Image via Splitty Instagram
Image via Splitty Instagram

Last week, a single tweet from Brokelyn announced that Splitty, Clinton Hill’s fantastic pork-bun-serving drinking destination plus events space—designed to resemble a vintage airstream camper inside—would close after a swan song blowout last Saturday. And, a little farther south in Fort Greene, the neighborhood staple Chez Oskar announced it will be moving to Bed-Stuy.
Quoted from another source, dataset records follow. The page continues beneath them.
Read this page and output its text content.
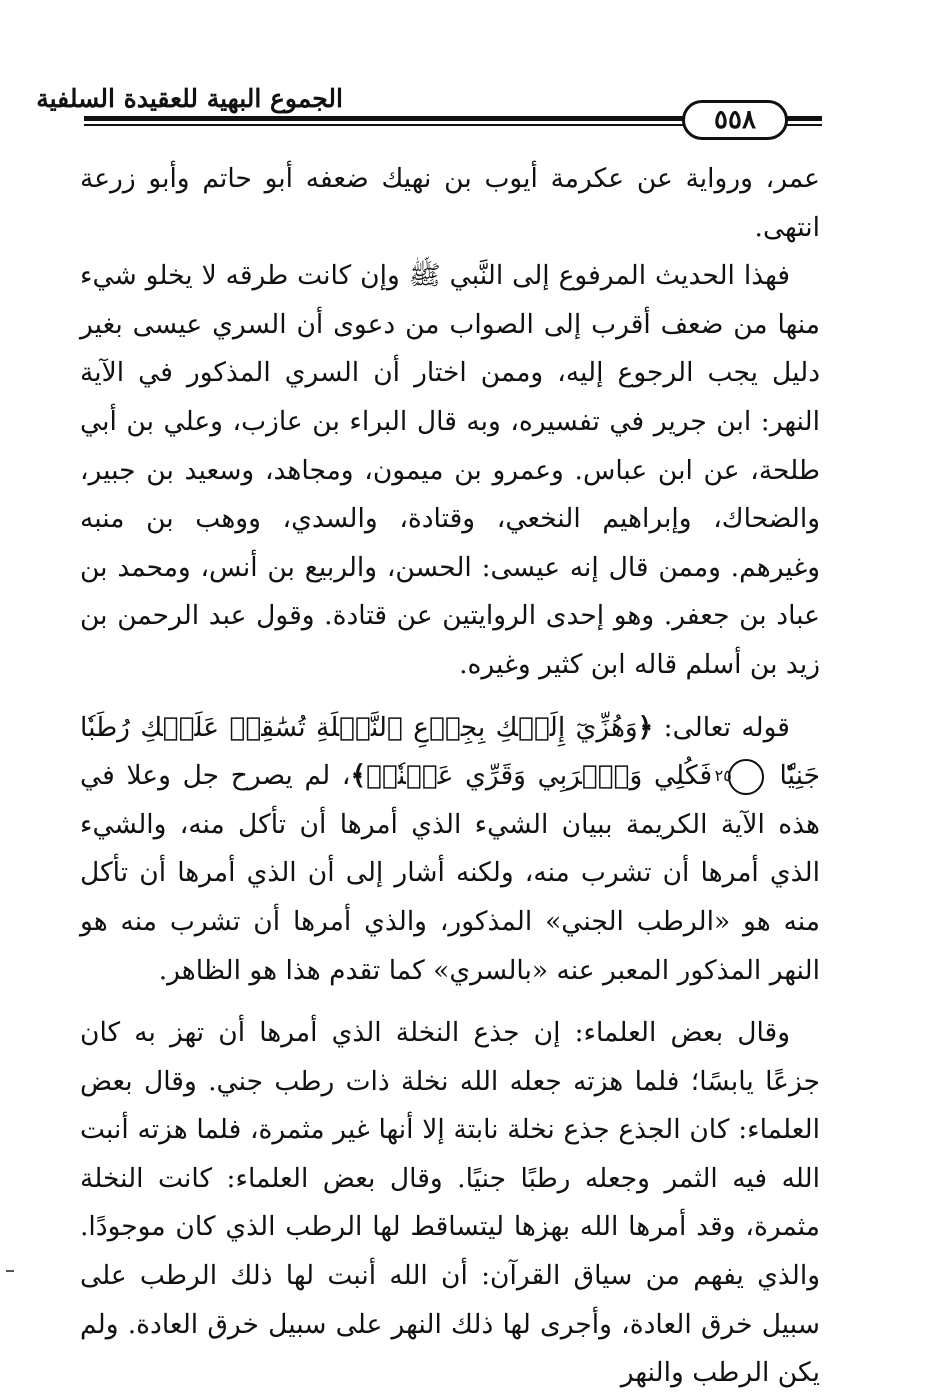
الجموع البهية للعقيدة السلفية
٥٥٨

عمر، ورواية عن عكرمة أيوب بن نهيك ضعفه أبو حاتم وأبو زرعة انتهى.

فهذا الحديث المرفوع إلى النَّبي ﷺ وإن كانت طرقه لا يخلو شيء منها من ضعف أقرب إلى الصواب من دعوى أن السري عيسى بغير دليل يجب الرجوع إليه، وممن اختار أن السري المذكور في الآية النهر: ابن جرير في تفسيره، وبه قال البراء بن عازب، وعلي بن أبي طلحة، عن ابن عباس. وعمرو بن ميمون، ومجاهد، وسعيد بن جبير، والضحاك، وإبراهيم النخعي، وقتادة، والسدي، ووهب بن منبه وغيرهم. وممن قال إنه عيسى: الحسن، والربيع بن أنس، ومحمد بن عباد بن جعفر. وهو إحدى الروايتين عن قتادة. وقول عبد الرحمن بن زيد بن أسلم قاله ابن كثير وغيره.

قوله تعالى: ﴿وَهُزِّيٓ إِلَيۡكِ بِجِذۡعِ ٱلنَّخۡلَةِ تُسَٰقِطۡ عَلَيۡكِ رُطَبٗا جَنِيّٗا ٢٥ فَكُلِي وَٱشۡرَبِي وَقَرِّي عَيۡنٗاۖ﴾، لم يصرح جل وعلا في هذه الآية الكريمة ببيان الشيء الذي أمرها أن تأكل منه، والشيء الذي أمرها أن تشرب منه، ولكنه أشار إلى أن الذي أمرها أن تأكل منه هو «الرطب الجني» المذكور، والذي أمرها أن تشرب منه هو النهر المذكور المعبر عنه «بالسري» كما تقدم هذا هو الظاهر.

وقال بعض العلماء: إن جذع النخلة الذي أمرها أن تهز به كان جزعًا يابسًا؛ فلما هزته جعله الله نخلة ذات رطب جني. وقال بعض العلماء: كان الجذع جذع نخلة نابتة إلا أنها غير مثمرة، فلما هزته أنبت الله فيه الثمر وجعله رطبًا جنيًا. وقال بعض العلماء: كانت النخلة مثمرة، وقد أمرها الله بهزها ليتساقط لها الرطب الذي كان موجودًا. والذي يفهم من سياق القرآن: أن الله أنبت لها ذلك الرطب على سبيل خرق العادة، وأجرى لها ذلك النهر على سبيل خرق العادة. ولم يكن الرطب والنهر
Both are bummers for the adjoining hoods. Oddly enough, solid drinking spots in the immediate vicinity—ones that are not attached to nice but fairly expensive restaurants or, on the other end of the spectrum, reliable dives—are few and far between. Alibi on Dekalb is, perhaps, the bar that fits this criteria, and it is perfect. But Splitty added to that gap and then some, with its almost nightly live programming. Andy McDowell, who owned the bar (and who is also behind the excellent Pete’s Candy Store in Williamsburg), has not been available for comment. And for once, the rest of the Internet has been oddly silent on the topic. Employees at Pete’s did confirm, however, that Splitty was closed for good, and the bar’s Twitter handle has already been shutdown.
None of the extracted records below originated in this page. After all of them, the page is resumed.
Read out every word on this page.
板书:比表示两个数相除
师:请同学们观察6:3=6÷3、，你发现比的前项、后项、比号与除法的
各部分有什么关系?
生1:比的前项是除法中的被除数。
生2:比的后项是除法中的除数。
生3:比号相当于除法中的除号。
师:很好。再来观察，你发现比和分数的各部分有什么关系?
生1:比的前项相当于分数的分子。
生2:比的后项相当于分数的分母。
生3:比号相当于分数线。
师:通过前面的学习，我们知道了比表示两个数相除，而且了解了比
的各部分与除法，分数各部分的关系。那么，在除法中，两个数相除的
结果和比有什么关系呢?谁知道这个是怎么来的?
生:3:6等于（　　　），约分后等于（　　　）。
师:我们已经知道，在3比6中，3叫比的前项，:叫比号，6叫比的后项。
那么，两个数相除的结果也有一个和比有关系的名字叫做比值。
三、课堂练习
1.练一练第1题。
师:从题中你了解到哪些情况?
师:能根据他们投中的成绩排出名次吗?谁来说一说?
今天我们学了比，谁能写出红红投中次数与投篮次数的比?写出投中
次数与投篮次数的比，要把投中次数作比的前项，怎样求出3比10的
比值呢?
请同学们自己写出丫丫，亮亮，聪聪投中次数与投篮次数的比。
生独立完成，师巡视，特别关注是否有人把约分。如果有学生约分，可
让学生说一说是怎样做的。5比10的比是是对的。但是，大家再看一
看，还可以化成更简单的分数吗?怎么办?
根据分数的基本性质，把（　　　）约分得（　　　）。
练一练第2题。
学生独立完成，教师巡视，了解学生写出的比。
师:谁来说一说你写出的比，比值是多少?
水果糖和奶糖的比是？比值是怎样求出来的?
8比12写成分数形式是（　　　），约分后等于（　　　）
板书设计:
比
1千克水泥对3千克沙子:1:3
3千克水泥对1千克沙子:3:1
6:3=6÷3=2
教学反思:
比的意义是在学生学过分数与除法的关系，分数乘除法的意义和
The 17-year-old Chez Oskar will also leave a sad footprint on the corner of DeKalb and Adelphi, just up the block from Fort Green Park and, incidentally, Madiba, which is running its own Indiegogo fight to stay open. Similarly to Splitty, Chez Oskar owner Charlotta Janssen has not revealed the official reason behind the restaurant’s impending move to 310 Malcolm X Boulevard this January. Comments on the community blog are blaming rising rent and not enough local patron support. All the old regulars, they say, have already been forced out due to high rents.

Don’t get me wrong, neither neighborhood is hurting for places to eat and drink. But both offered top-notch forms of what they did—drinks, food, and entertainment—for not that much money. For those of us who live in the neighborhood, it feels like only a matter of time before we must choose whether to socialize there or rent there—but not both at the same time.